Ook opvoeding speelt een belangrijke rol in het leven van alle drie. Martha: ‘Van mijn vader heb ik geleerd actief bij de kerk te blijven. Maar ook hoe je naar een preek moet luisteren. Zit er bijvoorbeeld ook een waarschuwend element in want de dominee praat niet alleen maar tegen bekeerde mensen. Maar ook het trouw zijn heb ik van hem meegekregen. Daar ben ik hem erg dankbaar voor.’
Annieke denkt dat ze het geloof van haar ouders heeft meegekregen. Een jaar of tien geleden moest ze van haar vader Johannes 3, 16 uit haar hoofd leren. Ze heeft het altijd onthouden. En wanneer ze nu die tekst nog moet opzeggen dan wordt het: 'Want alzo lief heeft God mij gehad …' Heel persoonlijk. ‘Maar vergeet ook niet het zingen en de muziek. Ook dat heb ik van mijn ouders meegekregen’, aldus Annieke.
Preek
De verkondiging van het Woord en de uitleg daarvan (de preek) blijft voor alle drie het belangrijkste in de eredienst. En ook over de inhoud daarvan is men het wel eens. Volgens Sybren was vroeger het taalgebruik wel plechtiger. Het valt hem op dat tegenwoordig veel predikanten niet meer een echte preektoon hebben, maar praten zoals ook in het dagelijks leven. En dat waardeert hij. En de inhoud? Martha: ‘Alstublieft geen zoetsappig verhaal. Jezus moet centraal staan in de preek. Zijn liefde voor zondaren, daar draait het om. Ook Annieke is die mening toegedaan. Volgens haar moet aan de gemeente de tegenstelling tussen hemel en hel wel verteld worden, hoewel dit niet angstaanjagend mag zijn. Niet zo nu en dan maar in elke dienst mag dat wel aan de orde komen. ‘Is iedereen die in de kerk zit bekeerd? Daarom mag best de ernst van het evangelie verkondigd worden’, aldus Annieke. Zij vindt het ook belangrijk dat in de preek besproken wordt wat wij van de geschiedenis en de verhalen uit de Bijbel kunnen leren. En hoe we dat nu kunnen toepassen.

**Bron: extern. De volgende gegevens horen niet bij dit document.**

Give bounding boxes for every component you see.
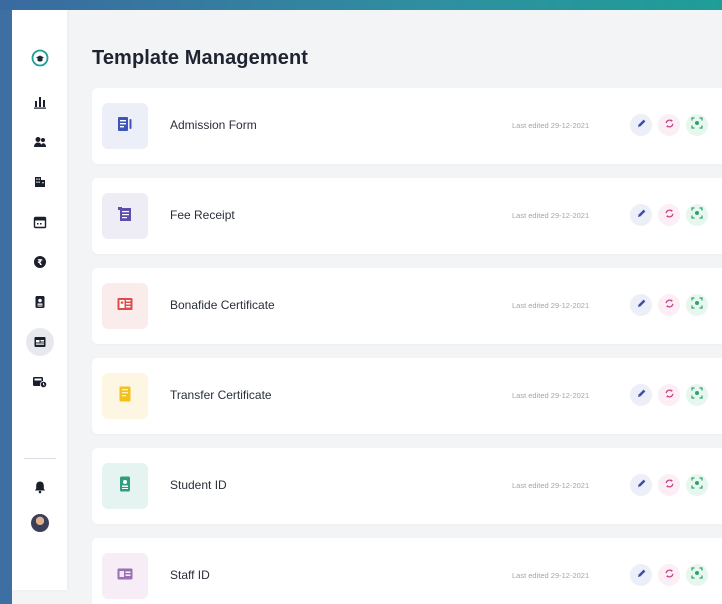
template-thumbnail bbox=[102, 103, 148, 149]
template-name[interactable]: Admission Form bbox=[170, 118, 257, 132]
template-thumbnail bbox=[102, 193, 148, 239]
template-name[interactable]: Staff ID bbox=[170, 568, 210, 582]
sync-icon bbox=[664, 116, 675, 134]
last-edited-date: Last edited 29-12-2021 bbox=[512, 211, 590, 220]
student-id-icon bbox=[116, 475, 134, 498]
view-button[interactable] bbox=[686, 294, 708, 316]
app-window: ₹ Template Management Admission Form Las… bbox=[12, 10, 722, 604]
sync-button[interactable] bbox=[658, 114, 680, 136]
edit-icon bbox=[636, 296, 647, 314]
edit-icon bbox=[636, 386, 647, 404]
template-name[interactable]: Bonafide Certificate bbox=[170, 298, 275, 312]
form-icon bbox=[116, 115, 134, 138]
template-card[interactable]: Admission Form Last edited 29-12-2021 bbox=[92, 88, 722, 164]
sync-button[interactable] bbox=[658, 204, 680, 226]
view-button[interactable] bbox=[686, 564, 708, 586]
profile-avatar[interactable] bbox=[26, 509, 54, 537]
last-edited-date: Last edited 29-12-2021 bbox=[512, 571, 590, 580]
page-title: Template Management bbox=[92, 47, 309, 69]
template-name[interactable]: Transfer Certificate bbox=[170, 388, 272, 402]
calendar-icon[interactable] bbox=[26, 208, 54, 236]
template-actions bbox=[630, 204, 708, 226]
bell-icon[interactable] bbox=[26, 473, 54, 501]
finance-icon[interactable]: ₹ bbox=[26, 248, 54, 276]
view-button[interactable] bbox=[686, 474, 708, 496]
template-thumbnail bbox=[102, 553, 148, 599]
template-name[interactable]: Fee Receipt bbox=[170, 208, 235, 222]
template-actions bbox=[630, 474, 708, 496]
template-card[interactable]: Student ID Last edited 29-12-2021 bbox=[92, 448, 722, 524]
edit-icon bbox=[636, 476, 647, 494]
template-actions bbox=[630, 114, 708, 136]
template-card[interactable]: Bonafide Certificate Last edited 29-12-2… bbox=[92, 268, 722, 344]
templates-icon[interactable] bbox=[26, 328, 54, 356]
template-thumbnail bbox=[102, 463, 148, 509]
last-edited-date: Last edited 29-12-2021 bbox=[512, 481, 590, 490]
sync-icon bbox=[664, 386, 675, 404]
view-button[interactable] bbox=[686, 384, 708, 406]
edit-icon bbox=[636, 206, 647, 224]
last-edited-date: Last edited 29-12-2021 bbox=[512, 391, 590, 400]
receipt-icon bbox=[116, 205, 134, 228]
document-icon bbox=[116, 385, 134, 408]
template-thumbnail bbox=[102, 283, 148, 329]
sync-icon bbox=[664, 476, 675, 494]
id-badge-icon[interactable] bbox=[26, 288, 54, 316]
sync-icon bbox=[664, 296, 675, 314]
view-icon bbox=[691, 116, 703, 134]
view-icon bbox=[691, 386, 703, 404]
building-icon[interactable] bbox=[26, 168, 54, 196]
template-actions bbox=[630, 384, 708, 406]
sync-icon bbox=[664, 566, 675, 584]
last-edited-date: Last edited 29-12-2021 bbox=[512, 121, 590, 130]
view-icon bbox=[691, 476, 703, 494]
top-accent-bar bbox=[0, 0, 722, 10]
sync-button[interactable] bbox=[658, 564, 680, 586]
edit-button[interactable] bbox=[630, 204, 652, 226]
sidebar-divider bbox=[24, 458, 56, 459]
edit-button[interactable] bbox=[630, 384, 652, 406]
sidebar: ₹ bbox=[12, 10, 67, 590]
sync-button[interactable] bbox=[658, 474, 680, 496]
view-button[interactable] bbox=[686, 204, 708, 226]
svg-text:₹: ₹ bbox=[37, 258, 43, 267]
edit-button[interactable] bbox=[630, 564, 652, 586]
sync-icon bbox=[664, 206, 675, 224]
main-content: Template Management Admission Form Last … bbox=[92, 10, 722, 604]
edit-icon bbox=[636, 116, 647, 134]
view-icon bbox=[691, 566, 703, 584]
edit-icon bbox=[636, 566, 647, 584]
template-actions bbox=[630, 294, 708, 316]
template-name[interactable]: Student ID bbox=[170, 478, 227, 492]
template-card[interactable]: Transfer Certificate Last edited 29-12-2… bbox=[92, 358, 722, 434]
staff-id-icon bbox=[116, 565, 134, 588]
certificate-icon bbox=[116, 295, 134, 318]
logo-icon[interactable] bbox=[26, 44, 54, 72]
analytics-icon[interactable] bbox=[26, 88, 54, 116]
view-icon bbox=[691, 296, 703, 314]
view-button[interactable] bbox=[686, 114, 708, 136]
edit-button[interactable] bbox=[630, 114, 652, 136]
edit-button[interactable] bbox=[630, 474, 652, 496]
avatar bbox=[31, 514, 49, 532]
users-icon[interactable] bbox=[26, 128, 54, 156]
sync-button[interactable] bbox=[658, 294, 680, 316]
transport-icon[interactable] bbox=[26, 368, 54, 396]
last-edited-date: Last edited 29-12-2021 bbox=[512, 301, 590, 310]
template-thumbnail bbox=[102, 373, 148, 419]
template-card[interactable]: Fee Receipt Last edited 29-12-2021 bbox=[92, 178, 722, 254]
sync-button[interactable] bbox=[658, 384, 680, 406]
edit-button[interactable] bbox=[630, 294, 652, 316]
template-actions bbox=[630, 564, 708, 586]
template-card[interactable]: Staff ID Last edited 29-12-2021 bbox=[92, 538, 722, 604]
view-icon bbox=[691, 206, 703, 224]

Haar pake knikt instemmend en vult aan met de woorden: ‘De toepassing moet niet vergeten worden, want je zit tenslotte ook in de kerk om iets te leren’.
Tenslotte
Sybren spreekt met veel waardering over zijn jonge jaren. Iedere zondagavond ging hij naar de jongelingsvereniging. Daar leerde hij een mening te vormen. Hij is ook blij te horen dat zijn kleindochter Annieke, wanneer ze kinderen krijgt, deze gelovig wil opvoeden, mee wil nemen naar de kerk, hen uit de Bijbel wil voorlezen en liederen aan wil leren. ‘Maar uiteindelijk moet de Heilige Geest dit allemaal bewerkstelligen’, vult haar moeder Martha aan.

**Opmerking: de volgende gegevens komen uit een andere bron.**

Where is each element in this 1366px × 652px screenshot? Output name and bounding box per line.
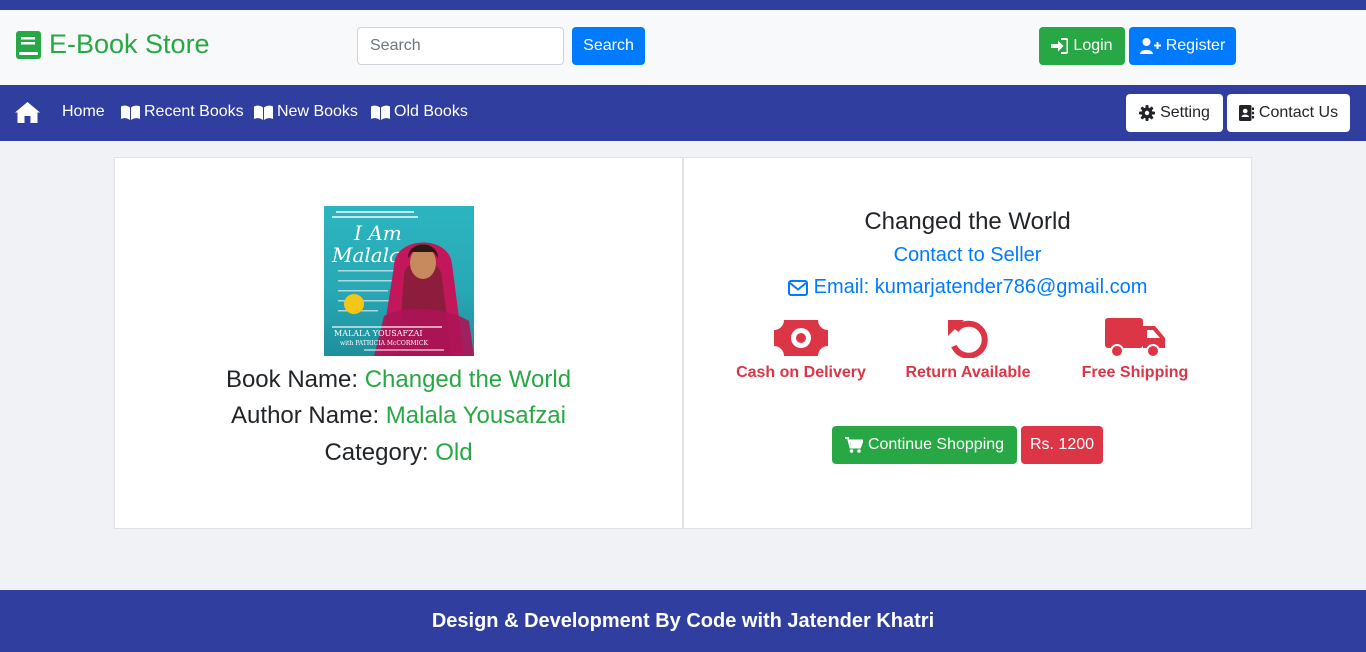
truck-icon	[1105, 318, 1165, 358]
detail-title: Changed the World	[864, 208, 1071, 235]
cover-author-caption: MALALA YOUSAFZAI	[334, 329, 423, 338]
search-button[interactable]: Search	[572, 27, 645, 65]
nav-old-books[interactable]: Old Books	[371, 103, 468, 121]
nav-new-label: New Books	[277, 103, 358, 120]
book-icon	[16, 30, 41, 59]
author-name-line: Author Name: Malala Yousafzai	[115, 402, 682, 430]
register-button[interactable]: Register	[1129, 27, 1236, 65]
brand-name: E-Book Store	[49, 29, 210, 59]
contact-us-label: Contact Us	[1258, 104, 1339, 121]
book-cover-image[interactable]: I Am Malala MALALA YOUSAFZAI with PATRIC…	[324, 206, 474, 356]
author-name-label: Author Name:	[231, 402, 380, 429]
nav-home[interactable]: Home	[62, 103, 105, 121]
cart-icon	[844, 437, 863, 453]
nav-recent-label: Recent Books	[144, 103, 244, 120]
home-icon[interactable]	[15, 102, 40, 123]
undo-icon	[948, 320, 988, 358]
setting-button[interactable]: Setting	[1126, 94, 1223, 132]
category-value: Old	[435, 439, 473, 466]
feature-shipping-label: Free Shipping	[1081, 364, 1189, 381]
book-info-card: I Am Malala MALALA YOUSAFZAI with PATRIC…	[114, 157, 683, 529]
user-plus-icon	[1139, 38, 1161, 54]
nav-home-label: Home	[62, 103, 105, 120]
author-name-value: Malala Yousafzai	[385, 402, 566, 429]
nav-recent-books[interactable]: Recent Books	[121, 103, 244, 121]
feature-return-label: Return Available	[905, 364, 1031, 381]
price-label: Rs. 1200	[1029, 436, 1095, 453]
footer-text: Design & Development By Code with Jatend…	[431, 609, 935, 632]
gear-icon	[1139, 105, 1156, 121]
book-name-label: Book Name:	[225, 366, 359, 393]
brand-logo[interactable]: E-Book Store	[16, 29, 210, 60]
book-name-value: Changed the World	[364, 366, 572, 393]
feature-cash-on-delivery: Cash on Delivery	[716, 318, 886, 382]
category-label: Category:	[324, 439, 429, 466]
cover-coauthor-caption: with PATRICIA McCORMICK	[340, 340, 428, 347]
open-book-icon	[254, 105, 273, 120]
nav-new-books[interactable]: New Books	[254, 103, 358, 121]
feature-return-available: Return Available	[883, 318, 1053, 382]
setting-label: Setting	[1160, 104, 1210, 121]
footer: Design & Development By Code with Jatend…	[0, 590, 1366, 652]
book-detail-card: Changed the World Contact to Seller Emai…	[683, 157, 1252, 529]
envelope-icon	[787, 279, 808, 296]
book-cover-art: I Am Malala MALALA YOUSAFZAI with PATRIC…	[331, 211, 474, 356]
svg-text:I Am: I Am	[353, 221, 402, 245]
contact-seller-link[interactable]: Contact to Seller	[684, 244, 1251, 267]
seller-email-text: Email: kumarjatender786@gmail.com	[813, 276, 1148, 298]
open-book-icon	[121, 105, 140, 120]
address-book-icon	[1238, 105, 1254, 121]
svg-text:Malala: Malala	[331, 243, 401, 267]
nav-old-label: Old Books	[394, 103, 468, 120]
category-line: Category: Old	[115, 439, 682, 467]
book-name-line: Book Name: Changed the World	[115, 366, 682, 394]
open-book-icon	[371, 105, 390, 120]
register-label: Register	[1165, 37, 1226, 54]
continue-shopping-label: Continue Shopping	[867, 436, 1005, 453]
top-accent-strip	[0, 0, 1366, 10]
sign-in-icon	[1051, 38, 1069, 54]
contact-us-button[interactable]: Contact Us	[1227, 94, 1350, 132]
seller-email[interactable]: Email: kumarjatender786@gmail.com	[684, 276, 1251, 299]
search-input[interactable]	[357, 27, 564, 65]
header: E-Book Store Search Login Register	[0, 10, 1366, 85]
login-button[interactable]: Login	[1039, 27, 1125, 65]
main-navbar: Home Recent Books New Books Old Books Se…	[0, 85, 1366, 141]
login-label: Login	[1073, 37, 1113, 54]
money-bill-icon	[774, 320, 828, 356]
continue-shopping-button[interactable]: Continue Shopping	[832, 426, 1017, 464]
feature-cod-label: Cash on Delivery	[736, 364, 866, 381]
feature-free-shipping: Free Shipping	[1050, 318, 1220, 382]
price-button[interactable]: Rs. 1200	[1021, 426, 1103, 464]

Sybren: ‘Ik hoop dat ook alles wat ik heb doorgegeven niet voor niets is geweest. Ik heb steeds geprobeerd een voorbeeld te zijn voor mijn kinderen en kleinkinderen, waarbij het begrip trouw centraal stond. Ik bid dan ook van harte dat ze dat ook steeds weer doorgeven. Want Gods werk moet doorgaan, ook voor de geslachten na ons.